Now shifts cross word boundaries in a fixed irregular pattern: 67 exceeds 64, so each shift moves one full word and an additional 3-bit offset.

Write

$67 = 64 + 3.$

Then

$u \ll 67 = (u \ll 64) \ll 3.$

Thus each term satisfies

$(u \ll 67k) = (u \ll 64k) \ll 3k.$

Hence the construction becomes a two-level process:

  1. Perform word-level prefix XOR with stride 64:

$W_i = U_i \oplus U_{i-1} \oplus \cdots.$ 2. Apply the intra-word shift-XOR structure induced by stride 3 across the sequence $W_i$.

Operationally, each word update depends on:

  • the previous word prefix state, and
  • the previous word shifted by 3 bits into the current word.

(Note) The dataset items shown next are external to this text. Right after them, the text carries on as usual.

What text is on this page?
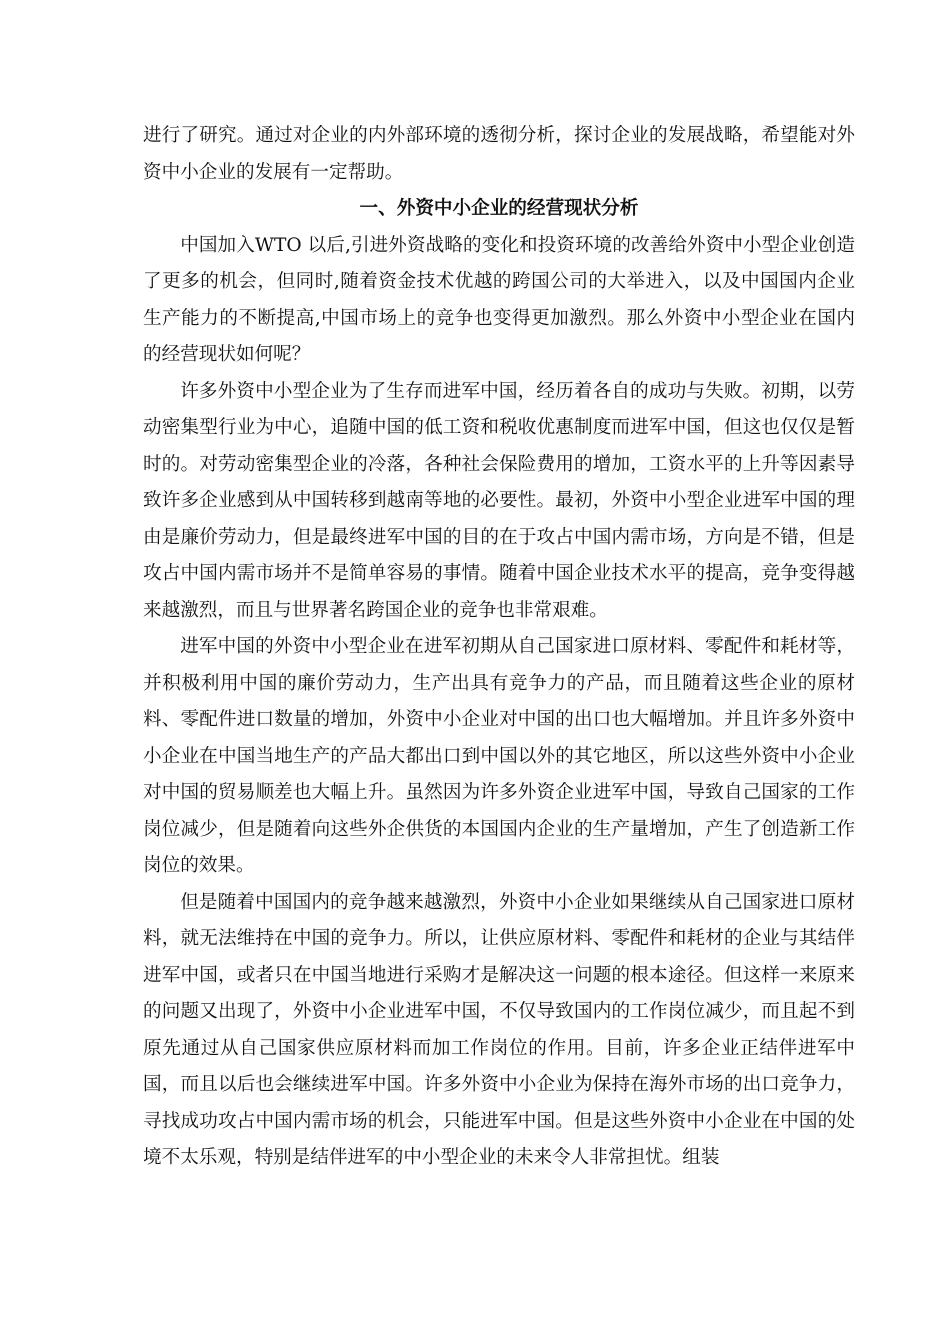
进行了研究。通过对企业的内外部环境的透彻分析，探讨企业的发展战略，希望能对外资中小企业的发展有一定帮助。

一、外资中小企业的经营现状分析

中国加入WTO 以后,引进外资战略的变化和投资环境的改善给外资中小型企业创造了更多的机会，但同时,随着资金技术优越的跨国公司的大举进入，以及中国国内企业生产能力的不断提高,中国市场上的竞争也变得更加激烈。那么外资中小型企业在国内的经营现状如何呢？

许多外资中小型企业为了生存而进军中国，经历着各自的成功与失败。初期，以劳动密集型行业为中心，追随中国的低工资和税收优惠制度而进军中国，但这也仅仅是暂时的。对劳动密集型企业的冷落，各种社会保险费用的增加，工资水平的上升等因素导致许多企业感到从中国转移到越南等地的必要性。最初，外资中小型企业进军中国的理由是廉价劳动力，但是最终进军中国的目的在于攻占中国内需市场，方向是不错，但是攻占中国内需市场并不是简单容易的事情。随着中国企业技术水平的提高，竞争变得越来越激烈，而且与世界著名跨国企业的竞争也非常艰难。

进军中国的外资中小型企业在进军初期从自己国家进口原材料、零配件和耗材等，并积极利用中国的廉价劳动力，生产出具有竞争力的产品，而且随着这些企业的原材料、零配件进口数量的增加，外资中小企业对中国的出口也大幅增加。并且许多外资中小企业在中国当地生产的产品大都出口到中国以外的其它地区，所以这些外资中小企业对中国的贸易顺差也大幅上升。虽然因为许多外资企业进军中国，导致自己国家的工作岗位减少，但是随着向这些外企供货的本国国内企业的生产量增加，产生了创造新工作岗位的效果。

但是随着中国国内的竞争越来越激烈，外资中小企业如果继续从自己国家进口原材料，就无法维持在中国的竞争力。所以，让供应原材料、零配件和耗材的企业与其结伴进军中国，或者只在中国当地进行采购才是解决这一问题的根本途径。但这样一来原来的问题又出现了，外资中小企业进军中国，不仅导致国内的工作岗位减少，而且起不到原先通过从自己国家供应原材料而加工作岗位的作用。目前，许多企业正结伴进军中国，而且以后也会继续进军中国。许多外资中小企业为保持在海外市场的出口竞争力，寻找成功攻占中国内需市场的机会，只能进军中国。但是这些外资中小企业在中国的处境不太乐观，特别是结伴进军的中小型企业的未来令人非常担忧。组装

Thus maintain two running accumulators:

$A_i = A_{i-1} \oplus W_i,$

and a carry register holding the top 3 bits of $W_{i-1}$ shifted into $W_i$.

Then combine:

$V_i = A_i \oplus (\text{carry propagation from } A_{i-1}).$

This yields a streaming computation with constant number of 64-bit operations per word, since only 64-bit shifts and masks are required at each step.

Verification

For (a), each term $u \ll k\delta$ multiplies the polynomial by $x^{k\delta}$, so XOR corresponds to addition in $\mathbb{F}_2[x]$, giving a geometric series identity consistent with $(1+x^\delta)v(x)=u(x)$.

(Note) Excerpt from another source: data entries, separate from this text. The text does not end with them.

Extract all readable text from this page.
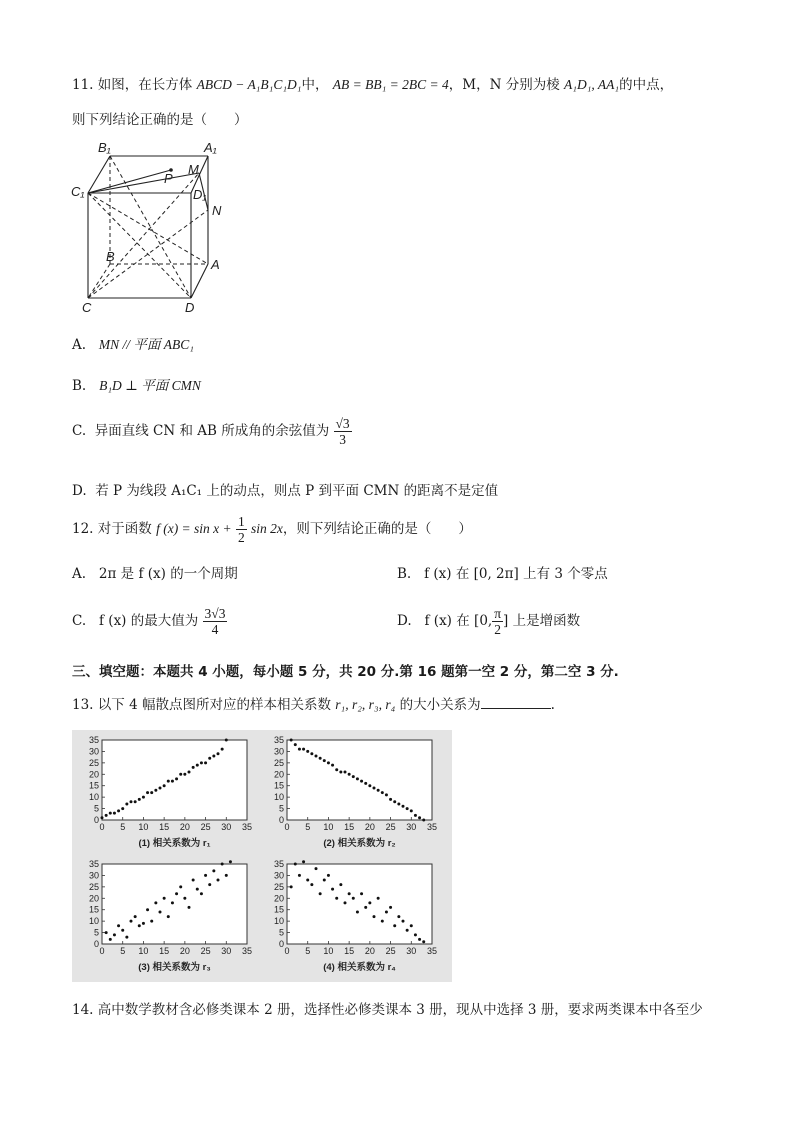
11. 如图，在长方体 ABCD − A₁B₁C₁D₁中， AB = BB₁ = 2BC = 4，M，N 分别为棱 A₁D₁, AA₁的中点，
则下列结论正确的是（　　）
B₁	A₁
P
M
C₁	D₁
N
B
A
C	D
A. MN // 平面 ABC₁
B. B₁D ⊥ 平面 CMN
C. 异面直线 CN 和 AB 所成角的余弦值为 $\frac{√3}{3}$
D. 若 P 为线段 A₁C₁ 上的动点，则点 P 到平面 CMN 的距离不是定值
12. 对于函数 f $(x) = \sin x + \frac{1}{2}$ sin 2x，则下列结论正确的是（　　）
A. 2π 是 f (x) 的一个周期	B. f (x) 在 [0, 2π] 上有 3 个零点
C. f (x) 的最大值为 $\frac{3√3}{4}$	D. f (x) 在 [0, $\frac{\pi}{2}$ ] 上是增函数
三、填空题：本题共 4 小题，每小题 5 分，共 20 分.第 16 题第一空 2 分，第二空 3 分.
13. 以下 4 幅散点图所对应的样本相关系数 r₁, r₂, r₃, r₄ 的大小关系为	.
0 5 10 15 20 25 30 35
0
5
10
15
20
25
30
35
(1) 相关系数为 r₁
0 5 10 15 20 25 30 35
0
5
10
15
20
25
30
35
(2) 相关系数为 r₂
0 5 10 15 20 25 30 35
0
5
10
15
20
25
30
35
(3) 相关系数为 r₃
0 5 10 15 20 25 30 35
0
5
10
15
20
25
30
35
(4) 相关系数为 r₄
14. 高中数学教材含必修类课本 2 册，选择性必修类课本 3 册，现从中选择 3 册，要求两类课本中各至少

For (b), the cascade of shifts computes all prefix XORs because after stage $2^t$, each bit accumulates contributions from all positions within distance $2^t$, covering all 64 positions by stage 6.

For (c), shifting by $64$ preserves word boundaries, so XOR accumulation is exactly prefix sum in $\mathbb{F}_2$ over words.

For (d), decomposition into within-word shifts and inter-word carries is complete because every shift by $3k$ decomposes uniquely into a word displacement $\lfloor 3k/64 \rfloor$ and intra-word offset.

For (e), writing $67=64+3$ separates independent word-level and bit-level propagation, and each term reduces to compositions of shifts already handled in (b) and (d), ensuring correctness of the streaming two-register state.